The Morality, Ethics, and Values of Climate Change-Related Decision-Making

by Russell Salazar

What must a socially responsible organization do in the midst of a changing climate? Besio and Pronzini (2014) write that discourse on climate change has been transforming into a moral debate, and businesses and organizations must react. They take a closer look at the use of morality as a communicative tool, and analyze its relationship with the decision-making processes of organizations with regard to sustainability.

Reactions to moral pressures, are not as straightforward as one may think. Morality has essentially become a communicative tool; society communicates disapproval of particular behaviors to firms, and firms respond and change to place themselves back into a good light.

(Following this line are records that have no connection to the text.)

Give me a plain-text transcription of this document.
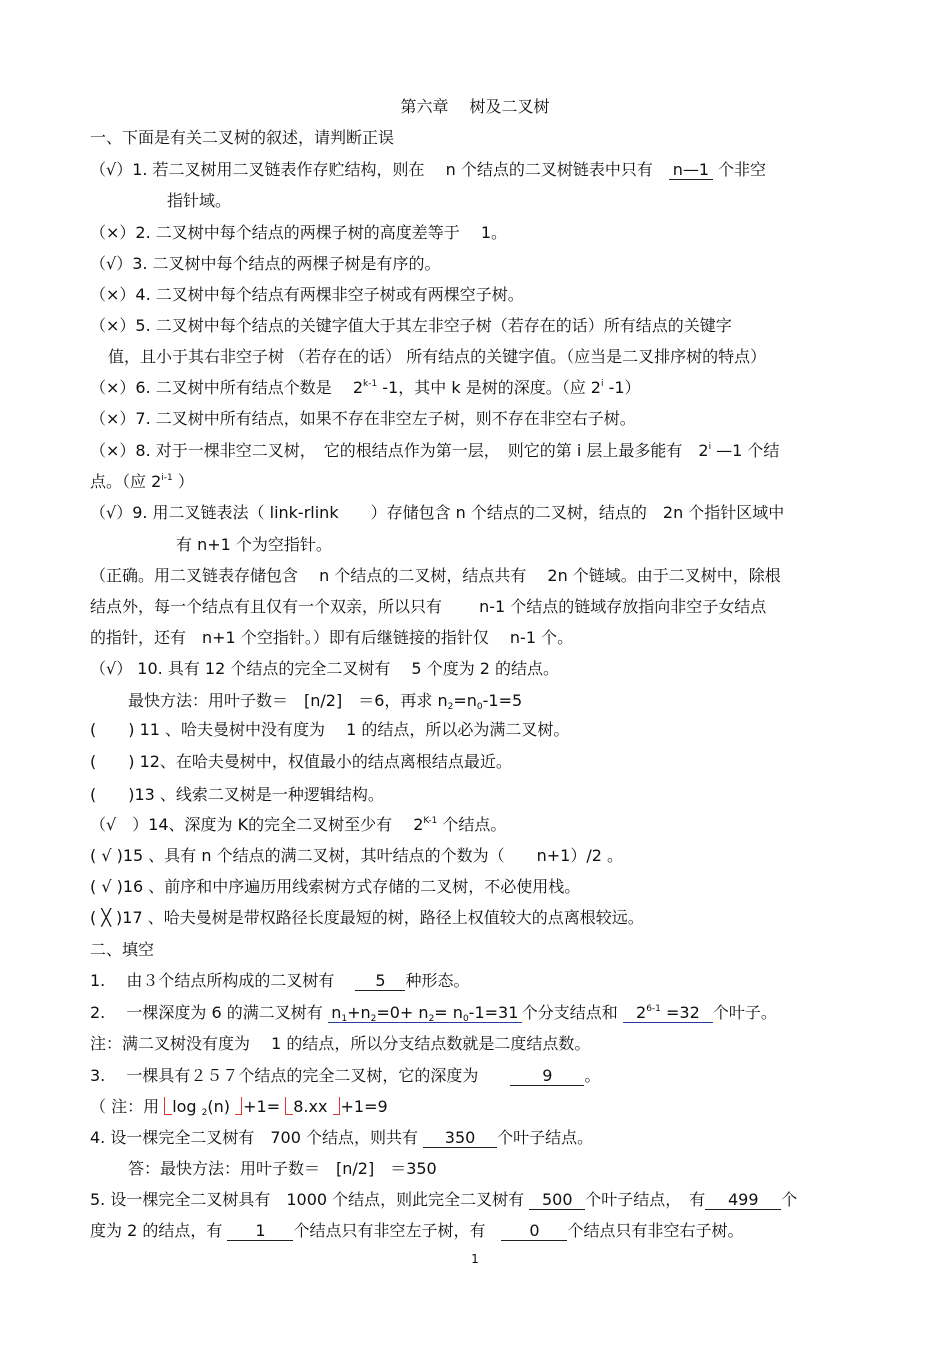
第六章　 树及二叉树
一、下面是有关二叉树的叙述，请判断正误
（√）1. 若二叉树用二叉链表作存贮结构，则在　 n 个结点的二叉树链表中只有　n—1 个非空
指针域。
（×）2. 二叉树中每个结点的两棵子树的高度差等于　 1。
（√）3. 二叉树中每个结点的两棵子树是有序的。
（×）4. 二叉树中每个结点有两棵非空子树或有两棵空子树。
（×）5. 二叉树中每个结点的关键字值大于其左非空子树（若存在的话）所有结点的关键字
值，且小于其右非空子树 （若存在的话） 所有结点的关键字值。（应当是二叉排序树的特点）
（×）6. 二叉树中所有结点个数是　 2$^{k-1}$ -1，其中 k 是树的深度。（应 2$^i$ -1）
（×）7. 二叉树中所有结点，如果不存在非空左子树，则不存在非空右子树。
（×）8. 对于一棵非空二叉树，　它的根结点作为第一层，　则它的第 i 层上最多能有　2$^i$ —1 个结
点。（应 2$^{i-1}$ ）
（√）9. 用二叉链表法（ link-rlink　　）存储包含 n 个结点的二叉树，结点的　2n 个指针区域中
有 n+1 个为空指针。
（正确。用二叉链表存储包含　 n 个结点的二叉树，结点共有　 2n 个链域。由于二叉树中，除根
结点外，每一个结点有且仅有一个双亲，所以只有　　 n-1 个结点的链域存放指向非空子女结点
的指针，还有　n+1 个空指针。）即有后继链接的指针仅　 n-1 个。
（√） 10. 具有 12 个结点的完全二叉树有　 5 个度为 2 的结点。
最快方法：用叶子数＝　[n/2]　＝6，再求 $n_2=n_0-1=5$
(　　) 11 、哈夫曼树中没有度为　 1 的结点，所以必为满二叉树。
(　　) 12、在哈夫曼树中，权值最小的结点离根结点最近。
(　　)13 、线索二叉树是一种逻辑结构。
（√　）14、深度为 K的完全二叉树至少有　 $2^{K-1}$ 个结点。
( √ )15 、具有 n 个结点的满二叉树，其叶结点的个数为（　　n+1）/2 。
( √ )16 、前序和中序遍历用线索树方式存储的二叉树，不必使用栈。
( ╳ )17 、哈夫曼树是带权路径长度最短的树，路径上权值较大的点离根较远。
二、填空
1.　 由３个结点所构成的二叉树有　 5 种形态。
2.　 一棵深度为 6 的满二叉树有 $n_1+n_2=0+ n_2= n_0-1=31$ 个分支结点和 $2^{6-1} =32$ 个叶子。
注：满二叉树没有度为　 1 的结点，所以分支结点数就是二度结点数。
3.　 一棵具有２５７个结点的完全二叉树，它的深度为　　9 。
（ 注：用 log $_2$(n) +1= 8.xx +1=9
4. 设一棵完全二叉树有　700 个结点，则共有 350 个叶子结点。
答：最快方法：用叶子数＝　[n/2]　＝350
5. 设一棵完全二叉树具有　1000 个结点，则此完全二叉树有 500 个叶子结点，　有 499 个
度为 2 的结点，有 1 个结点只有非空左子树，有　0 个结点只有非空右子树。
1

This communication can sometimes result in profound differences in the operations of businesses, contributing greatly to the mitigation of climate change. On the other hand, firms can utilize this form of communication as a means of gaining popularity, employing a façade that does not work directly toward (and could, in some cases, work against) mitigating climate change.

There is clear heterogeneity in the responses of businesses to the societal push for sustainability as a moral practice. The authors attempt to understand these responses by providing a theoretical framework for the interactions between a firm’s decision-making and changing moral values. They state, “One can observe that these entities transform values into something with which they can cope.” Companies will take on sustainability practices if they result in greater efficiency and saved costs in the long term. Businesses will also publish their ‘responsible’ efforts and present them as a marketing strategy, if it can have the effect of raising demand. However, if a moral value runs against economic logic, other tactics may be employed to divert the attention of the masses; the use of morality could incentivize potentially detrimental outcomes. The use of morality as a mechanism for societal momentum toward climate change mitigation is not necessarily an effective strategy. Besio and Pronzini therefore argue for a more sociological approach to investigations on the risks and benefits of morality in the fight against climate change.

Besio, C., Pronzini, A., 2014. Morality, Ethics, and Values Outside and Inside Organizations: An Example of the Discourse on Climate Change. Journal of Business Ethics 119, 287–300.